Exercise \(\PageIndex{1}\)

Prove each of the properties \(1\) through \(10\) in Theorem \(\PageIndex{1}\).

Exercise \(\PageIndex{2}\)

Prove that if \(b \neq 0\) then \(b\mid a\) if and only if \(a/b\in\mathbb{Z}\).

(As said earlier, one difficulty some students have with the “divides” notation is confusing its vertical bar with a fraction bar—the two bars are not the same. One (namely, \(\mid\) ) represents a relationship; the other (namely, \(/\) or – ) represents a binary operation. In your answer, pay particular care that you are using the correct bar in each place.)

Exercise \(\PageIndex{3}\)

Prove that if \(d \mid a\) and \(d \mid b\) then \(d\mid (a-b)\).

Exercise \(\PageIndex{4}\)

Prove that if \(a \in \mathbb{Z}\) then the only positive divisor of both \(a\) and \(a+1\) is \(1\). (Hint: use Exercise \(\PageIndex{3}\).)
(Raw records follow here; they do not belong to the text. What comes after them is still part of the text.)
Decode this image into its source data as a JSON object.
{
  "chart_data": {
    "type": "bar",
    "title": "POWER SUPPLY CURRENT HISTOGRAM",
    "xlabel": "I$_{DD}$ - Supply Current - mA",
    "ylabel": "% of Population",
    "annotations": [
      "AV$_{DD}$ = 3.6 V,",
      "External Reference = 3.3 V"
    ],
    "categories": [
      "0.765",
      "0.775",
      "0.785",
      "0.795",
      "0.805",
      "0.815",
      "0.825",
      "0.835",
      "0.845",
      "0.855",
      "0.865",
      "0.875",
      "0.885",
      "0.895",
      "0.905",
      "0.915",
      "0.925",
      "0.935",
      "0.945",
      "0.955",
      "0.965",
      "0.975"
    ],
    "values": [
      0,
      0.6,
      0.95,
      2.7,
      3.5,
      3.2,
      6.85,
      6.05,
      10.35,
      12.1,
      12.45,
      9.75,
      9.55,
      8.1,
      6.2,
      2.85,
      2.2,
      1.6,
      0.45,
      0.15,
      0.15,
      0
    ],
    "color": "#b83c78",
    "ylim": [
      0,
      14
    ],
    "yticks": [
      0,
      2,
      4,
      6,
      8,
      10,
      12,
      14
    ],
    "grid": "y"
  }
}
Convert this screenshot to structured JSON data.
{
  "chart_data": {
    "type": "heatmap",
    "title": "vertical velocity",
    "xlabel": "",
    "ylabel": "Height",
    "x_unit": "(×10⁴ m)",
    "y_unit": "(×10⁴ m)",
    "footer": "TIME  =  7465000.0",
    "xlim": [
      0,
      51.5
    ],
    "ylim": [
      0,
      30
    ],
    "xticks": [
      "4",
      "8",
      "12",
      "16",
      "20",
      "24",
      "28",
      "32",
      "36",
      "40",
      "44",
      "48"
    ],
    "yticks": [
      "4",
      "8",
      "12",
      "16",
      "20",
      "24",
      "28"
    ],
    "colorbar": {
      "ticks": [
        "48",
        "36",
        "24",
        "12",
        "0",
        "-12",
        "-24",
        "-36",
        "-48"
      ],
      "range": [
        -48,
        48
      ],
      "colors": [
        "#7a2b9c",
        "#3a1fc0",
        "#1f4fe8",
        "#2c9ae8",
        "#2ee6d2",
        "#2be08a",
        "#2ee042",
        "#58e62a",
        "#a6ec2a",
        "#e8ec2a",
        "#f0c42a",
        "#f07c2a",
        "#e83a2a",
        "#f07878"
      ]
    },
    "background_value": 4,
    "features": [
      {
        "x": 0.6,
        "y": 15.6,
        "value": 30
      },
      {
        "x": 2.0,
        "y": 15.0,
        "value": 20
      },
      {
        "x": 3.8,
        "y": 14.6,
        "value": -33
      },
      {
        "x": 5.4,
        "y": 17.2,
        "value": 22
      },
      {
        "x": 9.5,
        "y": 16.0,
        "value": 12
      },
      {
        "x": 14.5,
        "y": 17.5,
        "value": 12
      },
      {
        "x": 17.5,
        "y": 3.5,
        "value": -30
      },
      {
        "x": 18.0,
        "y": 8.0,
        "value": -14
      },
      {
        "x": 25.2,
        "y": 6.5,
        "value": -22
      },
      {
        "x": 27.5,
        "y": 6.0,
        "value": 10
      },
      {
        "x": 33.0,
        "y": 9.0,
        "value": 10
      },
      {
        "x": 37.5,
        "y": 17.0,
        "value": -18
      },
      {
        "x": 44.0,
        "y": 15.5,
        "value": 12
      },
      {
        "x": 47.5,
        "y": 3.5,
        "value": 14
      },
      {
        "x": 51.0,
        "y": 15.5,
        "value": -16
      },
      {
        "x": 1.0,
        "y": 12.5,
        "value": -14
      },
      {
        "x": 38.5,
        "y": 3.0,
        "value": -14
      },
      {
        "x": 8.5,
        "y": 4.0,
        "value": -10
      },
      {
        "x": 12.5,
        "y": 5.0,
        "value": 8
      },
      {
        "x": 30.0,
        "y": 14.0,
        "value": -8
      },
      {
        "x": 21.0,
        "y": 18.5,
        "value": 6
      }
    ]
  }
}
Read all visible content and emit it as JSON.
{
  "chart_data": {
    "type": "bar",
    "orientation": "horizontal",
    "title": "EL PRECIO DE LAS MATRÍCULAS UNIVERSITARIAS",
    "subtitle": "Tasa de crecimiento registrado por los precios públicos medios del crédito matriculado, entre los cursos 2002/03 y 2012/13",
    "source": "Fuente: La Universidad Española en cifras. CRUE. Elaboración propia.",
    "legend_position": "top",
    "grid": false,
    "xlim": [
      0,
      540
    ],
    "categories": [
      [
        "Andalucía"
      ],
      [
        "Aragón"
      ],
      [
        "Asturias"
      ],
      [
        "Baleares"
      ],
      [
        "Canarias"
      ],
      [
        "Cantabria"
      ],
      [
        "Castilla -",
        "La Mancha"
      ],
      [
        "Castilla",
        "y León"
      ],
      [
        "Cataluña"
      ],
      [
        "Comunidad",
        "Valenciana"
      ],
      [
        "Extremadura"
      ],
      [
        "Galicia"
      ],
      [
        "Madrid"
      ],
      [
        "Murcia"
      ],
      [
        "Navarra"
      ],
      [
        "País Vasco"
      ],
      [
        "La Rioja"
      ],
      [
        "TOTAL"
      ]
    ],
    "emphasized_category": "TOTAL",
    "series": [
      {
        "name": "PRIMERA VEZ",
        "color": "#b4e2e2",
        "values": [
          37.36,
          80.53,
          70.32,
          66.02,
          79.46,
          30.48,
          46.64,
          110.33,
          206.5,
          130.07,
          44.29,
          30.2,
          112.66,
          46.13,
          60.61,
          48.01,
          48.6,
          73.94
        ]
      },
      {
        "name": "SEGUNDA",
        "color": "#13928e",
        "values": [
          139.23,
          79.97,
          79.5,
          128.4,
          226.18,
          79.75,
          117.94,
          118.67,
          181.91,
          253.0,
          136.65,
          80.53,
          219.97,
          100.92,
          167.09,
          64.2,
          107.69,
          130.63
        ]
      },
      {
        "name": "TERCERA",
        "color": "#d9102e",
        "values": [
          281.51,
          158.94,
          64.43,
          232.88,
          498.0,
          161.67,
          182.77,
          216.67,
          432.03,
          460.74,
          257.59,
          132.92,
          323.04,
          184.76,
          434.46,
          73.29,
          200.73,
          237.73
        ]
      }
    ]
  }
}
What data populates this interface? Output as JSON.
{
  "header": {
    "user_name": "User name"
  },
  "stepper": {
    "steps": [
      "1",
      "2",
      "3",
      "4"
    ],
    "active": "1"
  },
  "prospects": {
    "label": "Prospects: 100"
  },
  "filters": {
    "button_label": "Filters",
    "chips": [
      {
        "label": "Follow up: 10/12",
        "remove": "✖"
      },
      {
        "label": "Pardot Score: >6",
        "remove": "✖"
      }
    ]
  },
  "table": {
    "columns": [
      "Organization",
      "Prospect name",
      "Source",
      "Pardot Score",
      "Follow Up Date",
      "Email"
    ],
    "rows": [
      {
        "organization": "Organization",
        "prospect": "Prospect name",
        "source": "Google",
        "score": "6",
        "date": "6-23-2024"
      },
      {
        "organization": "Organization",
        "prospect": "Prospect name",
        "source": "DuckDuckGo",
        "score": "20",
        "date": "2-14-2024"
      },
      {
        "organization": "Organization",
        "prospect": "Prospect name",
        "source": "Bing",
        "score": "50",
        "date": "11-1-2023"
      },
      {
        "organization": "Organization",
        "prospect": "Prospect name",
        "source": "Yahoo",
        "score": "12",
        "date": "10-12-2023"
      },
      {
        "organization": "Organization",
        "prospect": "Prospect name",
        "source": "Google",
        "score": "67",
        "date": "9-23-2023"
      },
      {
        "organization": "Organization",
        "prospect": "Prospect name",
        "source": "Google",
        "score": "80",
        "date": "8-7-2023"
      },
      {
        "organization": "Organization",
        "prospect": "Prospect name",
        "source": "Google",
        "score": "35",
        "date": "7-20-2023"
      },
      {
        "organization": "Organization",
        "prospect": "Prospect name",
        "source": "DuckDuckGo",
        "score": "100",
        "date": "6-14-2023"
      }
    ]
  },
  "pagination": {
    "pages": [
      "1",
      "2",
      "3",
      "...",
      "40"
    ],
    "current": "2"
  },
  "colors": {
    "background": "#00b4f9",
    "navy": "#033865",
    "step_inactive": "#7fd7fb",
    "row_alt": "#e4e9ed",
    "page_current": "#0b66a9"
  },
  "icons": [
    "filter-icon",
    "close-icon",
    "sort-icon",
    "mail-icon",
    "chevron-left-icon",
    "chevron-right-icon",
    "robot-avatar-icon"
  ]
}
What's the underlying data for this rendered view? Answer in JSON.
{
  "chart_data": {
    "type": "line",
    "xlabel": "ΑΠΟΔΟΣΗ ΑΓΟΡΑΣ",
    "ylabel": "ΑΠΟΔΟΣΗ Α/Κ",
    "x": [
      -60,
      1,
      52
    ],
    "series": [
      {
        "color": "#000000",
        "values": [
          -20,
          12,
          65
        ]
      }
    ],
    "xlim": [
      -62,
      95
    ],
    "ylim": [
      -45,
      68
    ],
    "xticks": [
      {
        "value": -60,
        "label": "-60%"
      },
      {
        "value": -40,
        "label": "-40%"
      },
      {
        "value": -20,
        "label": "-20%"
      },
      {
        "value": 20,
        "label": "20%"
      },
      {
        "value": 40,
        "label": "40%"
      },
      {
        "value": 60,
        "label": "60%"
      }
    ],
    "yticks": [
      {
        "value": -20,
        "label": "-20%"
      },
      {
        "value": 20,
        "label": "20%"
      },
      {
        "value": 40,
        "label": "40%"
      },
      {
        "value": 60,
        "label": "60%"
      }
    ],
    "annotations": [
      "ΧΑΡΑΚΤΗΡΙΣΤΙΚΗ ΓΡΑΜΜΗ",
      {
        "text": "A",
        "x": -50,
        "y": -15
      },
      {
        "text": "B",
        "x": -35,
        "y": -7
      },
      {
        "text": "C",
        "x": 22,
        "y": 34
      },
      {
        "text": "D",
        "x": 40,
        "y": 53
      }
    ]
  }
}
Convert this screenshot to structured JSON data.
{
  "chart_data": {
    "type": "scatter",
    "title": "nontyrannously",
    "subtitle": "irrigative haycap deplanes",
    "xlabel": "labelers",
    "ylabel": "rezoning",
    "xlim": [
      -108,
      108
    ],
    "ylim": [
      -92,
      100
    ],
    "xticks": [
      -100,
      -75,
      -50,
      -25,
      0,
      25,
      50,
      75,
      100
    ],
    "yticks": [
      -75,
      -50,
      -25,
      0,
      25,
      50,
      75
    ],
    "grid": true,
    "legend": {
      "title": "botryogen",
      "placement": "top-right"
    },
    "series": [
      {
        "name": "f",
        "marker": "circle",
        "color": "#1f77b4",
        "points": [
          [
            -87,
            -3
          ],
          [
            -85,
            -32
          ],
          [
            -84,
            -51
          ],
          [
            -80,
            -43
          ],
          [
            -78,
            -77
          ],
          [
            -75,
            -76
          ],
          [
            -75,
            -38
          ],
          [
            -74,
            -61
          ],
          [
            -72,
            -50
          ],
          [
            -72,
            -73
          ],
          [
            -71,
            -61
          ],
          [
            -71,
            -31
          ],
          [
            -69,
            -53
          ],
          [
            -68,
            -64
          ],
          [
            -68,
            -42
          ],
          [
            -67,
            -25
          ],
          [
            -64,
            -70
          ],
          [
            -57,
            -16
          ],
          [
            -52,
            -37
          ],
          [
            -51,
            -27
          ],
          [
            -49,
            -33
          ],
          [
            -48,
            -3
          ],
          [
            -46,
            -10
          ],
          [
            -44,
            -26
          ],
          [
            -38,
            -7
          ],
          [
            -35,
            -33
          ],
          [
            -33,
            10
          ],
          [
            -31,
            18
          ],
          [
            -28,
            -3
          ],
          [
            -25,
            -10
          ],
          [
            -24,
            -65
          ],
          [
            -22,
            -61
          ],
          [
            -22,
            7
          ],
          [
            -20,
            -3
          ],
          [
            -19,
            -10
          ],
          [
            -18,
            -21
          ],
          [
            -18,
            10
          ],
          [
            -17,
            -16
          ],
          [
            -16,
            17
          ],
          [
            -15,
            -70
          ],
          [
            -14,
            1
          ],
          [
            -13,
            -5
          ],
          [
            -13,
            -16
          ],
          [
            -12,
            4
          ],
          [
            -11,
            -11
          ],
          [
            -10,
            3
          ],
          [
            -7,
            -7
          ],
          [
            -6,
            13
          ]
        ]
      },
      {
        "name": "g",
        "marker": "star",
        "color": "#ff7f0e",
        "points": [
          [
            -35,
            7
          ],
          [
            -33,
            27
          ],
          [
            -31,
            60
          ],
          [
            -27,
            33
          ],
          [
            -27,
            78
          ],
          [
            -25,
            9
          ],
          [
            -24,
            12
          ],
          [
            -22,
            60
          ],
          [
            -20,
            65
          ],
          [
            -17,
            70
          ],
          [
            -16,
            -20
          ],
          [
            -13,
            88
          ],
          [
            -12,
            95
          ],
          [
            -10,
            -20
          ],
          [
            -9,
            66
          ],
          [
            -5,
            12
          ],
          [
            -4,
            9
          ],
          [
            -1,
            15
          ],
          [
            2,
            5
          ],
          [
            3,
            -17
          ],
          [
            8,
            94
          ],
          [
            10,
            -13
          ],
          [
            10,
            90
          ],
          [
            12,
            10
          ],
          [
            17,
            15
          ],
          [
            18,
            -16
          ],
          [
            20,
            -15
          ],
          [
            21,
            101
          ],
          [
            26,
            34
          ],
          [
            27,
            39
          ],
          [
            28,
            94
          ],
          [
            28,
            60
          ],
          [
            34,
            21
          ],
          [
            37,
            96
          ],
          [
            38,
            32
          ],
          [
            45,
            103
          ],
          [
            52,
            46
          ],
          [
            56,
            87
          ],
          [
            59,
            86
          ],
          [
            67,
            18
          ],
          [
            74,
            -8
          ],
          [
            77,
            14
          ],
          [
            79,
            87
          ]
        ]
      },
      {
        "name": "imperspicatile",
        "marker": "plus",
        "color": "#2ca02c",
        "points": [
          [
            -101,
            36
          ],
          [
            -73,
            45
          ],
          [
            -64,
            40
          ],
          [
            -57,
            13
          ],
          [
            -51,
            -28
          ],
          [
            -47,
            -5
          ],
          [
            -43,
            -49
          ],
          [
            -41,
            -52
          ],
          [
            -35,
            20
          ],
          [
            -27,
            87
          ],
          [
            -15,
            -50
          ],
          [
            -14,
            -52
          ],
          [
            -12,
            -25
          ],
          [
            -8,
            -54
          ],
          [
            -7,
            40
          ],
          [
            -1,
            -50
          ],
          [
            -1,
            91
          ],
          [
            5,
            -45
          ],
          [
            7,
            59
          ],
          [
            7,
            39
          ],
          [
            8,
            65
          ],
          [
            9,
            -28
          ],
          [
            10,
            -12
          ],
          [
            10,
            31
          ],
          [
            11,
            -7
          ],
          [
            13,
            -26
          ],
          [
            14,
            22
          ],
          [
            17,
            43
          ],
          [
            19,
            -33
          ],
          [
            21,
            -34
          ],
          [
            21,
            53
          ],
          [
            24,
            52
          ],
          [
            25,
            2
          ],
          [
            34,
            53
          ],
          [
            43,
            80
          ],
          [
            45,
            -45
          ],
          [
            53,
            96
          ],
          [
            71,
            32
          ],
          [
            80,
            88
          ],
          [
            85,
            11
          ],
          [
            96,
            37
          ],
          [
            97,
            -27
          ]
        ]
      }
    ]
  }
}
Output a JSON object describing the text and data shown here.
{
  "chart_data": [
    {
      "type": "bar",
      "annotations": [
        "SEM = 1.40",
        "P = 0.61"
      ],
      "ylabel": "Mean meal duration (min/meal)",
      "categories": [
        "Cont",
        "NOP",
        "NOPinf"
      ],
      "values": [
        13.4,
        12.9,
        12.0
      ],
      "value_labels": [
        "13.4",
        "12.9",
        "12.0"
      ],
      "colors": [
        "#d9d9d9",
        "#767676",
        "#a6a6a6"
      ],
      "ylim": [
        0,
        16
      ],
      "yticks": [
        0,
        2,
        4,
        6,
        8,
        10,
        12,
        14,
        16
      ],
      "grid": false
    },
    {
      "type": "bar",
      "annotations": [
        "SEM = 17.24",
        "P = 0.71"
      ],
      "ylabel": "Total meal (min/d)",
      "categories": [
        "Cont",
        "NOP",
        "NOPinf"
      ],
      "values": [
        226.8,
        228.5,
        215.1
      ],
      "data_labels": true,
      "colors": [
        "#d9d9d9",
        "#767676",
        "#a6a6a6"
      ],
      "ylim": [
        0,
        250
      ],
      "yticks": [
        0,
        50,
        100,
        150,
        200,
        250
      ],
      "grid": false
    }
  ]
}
Exercise \(\PageIndex{5}\)

Prove that \(x+y\) is divisor of \(x^n+y^n\) for all odd positive integers \(n\).

(Hint: it might be helpful to consider the result proved in Exercise 1.3.12; you may use it here, if desired, without supplying the proof.)

Exercise \(\PageIndex{6}\)

Use induction to prove that \((6n+1)^2-1\) is divisible by 4 for every integer \(n \geq 0\).
Prove the same statement from part (a) without using induction by expanding \((6n+1)^2-1\).

Exercise \(\PageIndex{7}\)

Prove by induction, not relying on any of the exercises from the previous chapter, that \(7^n-1\) is divisible by 6 for every positive integer \(n\).
Now substitute one or more values for \(n\) in an exercise from the previous chapter to find a simpler proof of the statement in part (a). (Something to think about: how does your proof in part (a) compare to the proof in the exercise you used from the previous chapter?)